A two-masted fore-and-aft-rigged sailing vessel similar to the ketch but having a smaller jigger- or mizzenmast stepped abaft the rudder. Also called dandy.
The yawl is a fairly distinctive boat, usually having a small mast perched on the stern. Often these are seen out in gale force winds with only the storm jib and the mizzenmast rigged.
A fore-and-aft rigged sailing vessel having at least two masts, with a foremast that is usually smaller than the other masts.
The ketch and yawl both have two masts, but the smaller mast is usually at the stern. With the schooner the smaller mast is usually forward. Usually schooners are Tall Ships, or luxury yachts.

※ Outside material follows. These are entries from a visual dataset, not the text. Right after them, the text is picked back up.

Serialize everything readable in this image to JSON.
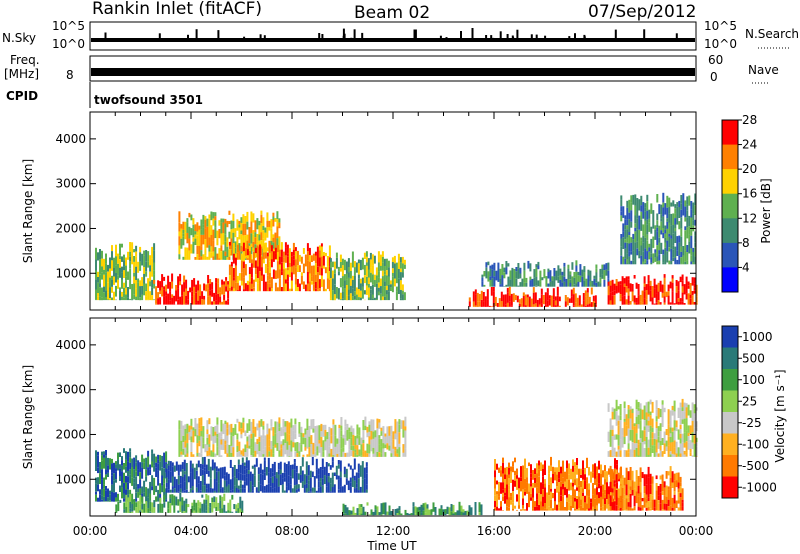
{
  "header": {
    "station": "Rankin Inlet (fitACF)",
    "beam": "Beam 02",
    "date": "07/Sep/2012"
  },
  "top_panels": {
    "nsky_label": "N.Sky",
    "nsky_ticks": [
      "10^5",
      "10^0"
    ],
    "nsearch_label": "N.Search",
    "nsearch_ticks": [
      "10^5",
      "10^0"
    ],
    "freq_label": "Freq.",
    "freq_unit": "[MHz]",
    "freq_tick": "8",
    "nave_label": "Nave",
    "nave_ticks": [
      "60",
      "0"
    ],
    "cpid_label": "CPID",
    "cpid_value": "twofsound 3501"
  },
  "chart_data": [
    {
      "type": "heatmap",
      "parameter": "Power",
      "ylabel": "Slant Range [km]",
      "y_ticks": [
        "1000",
        "2000",
        "3000",
        "4000"
      ],
      "ylim": [
        180,
        4600
      ],
      "colorbar_label": "Power [dB]",
      "colorbar_ticks": [
        "4",
        "8",
        "12",
        "16",
        "20",
        "24",
        "28"
      ],
      "colorbar_colors": [
        "#0000ff",
        "#2a55b8",
        "#3d8a70",
        "#5fb050",
        "#ffd200",
        "#ff8000",
        "#ff0000"
      ],
      "regions": [
        {
          "t0": 0.2,
          "t1": 2.5,
          "r0": 400,
          "r1": 1700,
          "level": 3
        },
        {
          "t0": 2.5,
          "t1": 5.5,
          "r0": 300,
          "r1": 1000,
          "level": 6
        },
        {
          "t0": 3.5,
          "t1": 7.5,
          "r0": 1300,
          "r1": 2400,
          "level": 4
        },
        {
          "t0": 5.5,
          "t1": 9.5,
          "r0": 600,
          "r1": 1700,
          "level": 5
        },
        {
          "t0": 9.5,
          "t1": 12.5,
          "r0": 400,
          "r1": 1500,
          "level": 3
        },
        {
          "t0": 15.0,
          "t1": 20.0,
          "r0": 250,
          "r1": 700,
          "level": 6
        },
        {
          "t0": 15.5,
          "t1": 20.5,
          "r0": 700,
          "r1": 1300,
          "level": 2
        },
        {
          "t0": 20.5,
          "t1": 24.0,
          "r0": 300,
          "r1": 1000,
          "level": 6
        },
        {
          "t0": 21.0,
          "t1": 24.0,
          "r0": 1200,
          "r1": 2800,
          "level": 2
        }
      ]
    },
    {
      "type": "heatmap",
      "parameter": "Velocity",
      "ylabel": "Slant Range [km]",
      "y_ticks": [
        "1000",
        "2000",
        "3000",
        "4000"
      ],
      "ylim": [
        180,
        4600
      ],
      "colorbar_label": "Velocity [m s⁻¹]",
      "colorbar_ticks": [
        "1000",
        "500",
        "100",
        "25",
        "-25",
        "-100",
        "-500",
        "-1000"
      ],
      "colorbar_colors": [
        "#1a3fb0",
        "#2a7a78",
        "#3e9e40",
        "#8ed050",
        "#c8c8c8",
        "#ffb020",
        "#ff7a00",
        "#ff0000"
      ],
      "regions": [
        {
          "t0": 0.2,
          "t1": 3.0,
          "r0": 500,
          "r1": 1700,
          "level": 1
        },
        {
          "t0": 3.0,
          "t1": 11.0,
          "r0": 700,
          "r1": 1500,
          "level": 0
        },
        {
          "t0": 3.5,
          "t1": 12.5,
          "r0": 1500,
          "r1": 2400,
          "level": 4
        },
        {
          "t0": 1.0,
          "t1": 6.0,
          "r0": 250,
          "r1": 700,
          "level": 2
        },
        {
          "t0": 10.0,
          "t1": 15.5,
          "r0": 200,
          "r1": 500,
          "level": 2
        },
        {
          "t0": 16.0,
          "t1": 21.0,
          "r0": 300,
          "r1": 1500,
          "level": 6
        },
        {
          "t0": 20.5,
          "t1": 23.5,
          "r0": 300,
          "r1": 1300,
          "level": 6
        },
        {
          "t0": 20.5,
          "t1": 24.0,
          "r0": 1500,
          "r1": 2800,
          "level": 4
        }
      ]
    }
  ],
  "x_axis": {
    "label": "Time UT",
    "ticks": [
      "00:00",
      "04:00",
      "08:00",
      "12:00",
      "16:00",
      "20:00",
      "00:00"
    ]
  }
}
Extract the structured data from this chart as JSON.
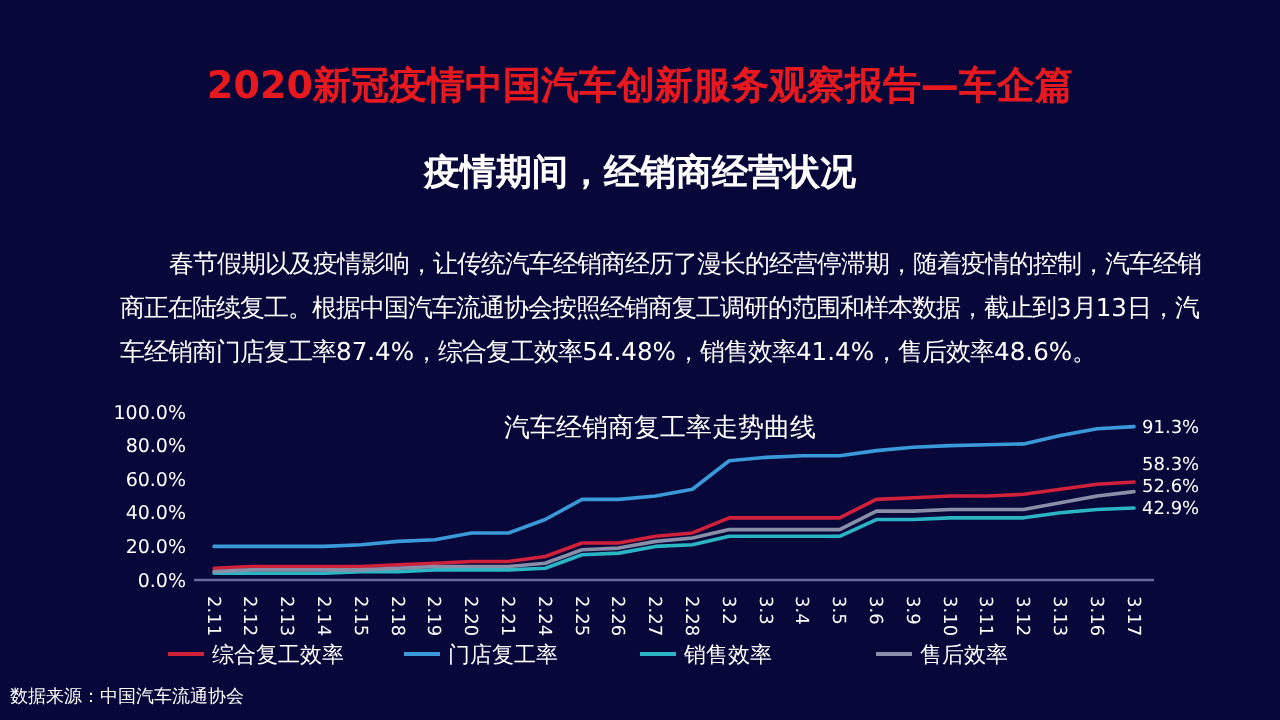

Until the 1950s almost all yachts were made of wood but nowadays fibreglass, steel and aluminium are frequently used in construction.
Modern yachts have efficient sails that allow them to sail into the wind. This capability is the result of a sail plan and hull design (typically a sloop rig) that utilizes Bernoulli’s principle to generate lift.
Unlike sailing yachts, motor yachts depend upon mechanical means for propulsion. These are more expensive to operate than sailing vessels due to fuel costs and the large engines typically used. A more economical hybrid type of vessel is a motor sailing yacht that can use either sail or motor propulsion (or both) as conditions dictate.